Abstract:Composed image retrieval attempts to retrieve an image of interest from gallery images through a composed query of a reference image and its corresponding modified text. It has recently attracted attention due to the collaboration of information-rich images and concise language to precisely express the requirements of target images. Most of the existing composed image retrieval methods follow a supervised learning paradigm to perform training on a costly triplet dataset composed of a reference image, modified text, and a corresponding target image. To alleviate the demand for difficult-to-obtain labeled triplet data, recent methods have introduced zero-shot composed image retrieval (ZS-CIR), which aims to retrieve the target image without the supervision of human-labeled triplets but instead relies on image-text pairs or self-generated triplets. However, these methods are less computationally efficient due to the requirement of training and also less understandable, assuming that the interaction between image and text is conducted with implicit query embedding. In this work, we present a new Training-Free zero-shot Composed Image Retrieval (TFCIR) method which translates the query into explicit human-understandable text.
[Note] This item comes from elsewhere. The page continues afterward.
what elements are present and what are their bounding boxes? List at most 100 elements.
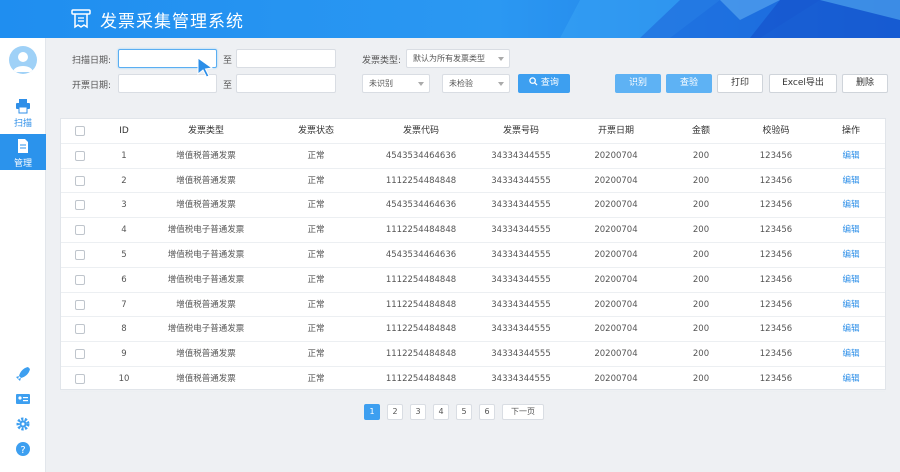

This helps improve computation efficiency while maintaining the generalization of foundation models. Further, we introduce a Local Concept Reranking (LCR) mechanism to focus on discriminative local information extracted from the modified instruction. Extensive experiments on three ZS-CIR benchmarks show that the proposed approach can achieve comparable performances with state-of-the-art methods and significantly outperforms other training-free methods on the open domain datasets, CIRR and CIRCO, as well as the fashion domain dataset, FashionIQ.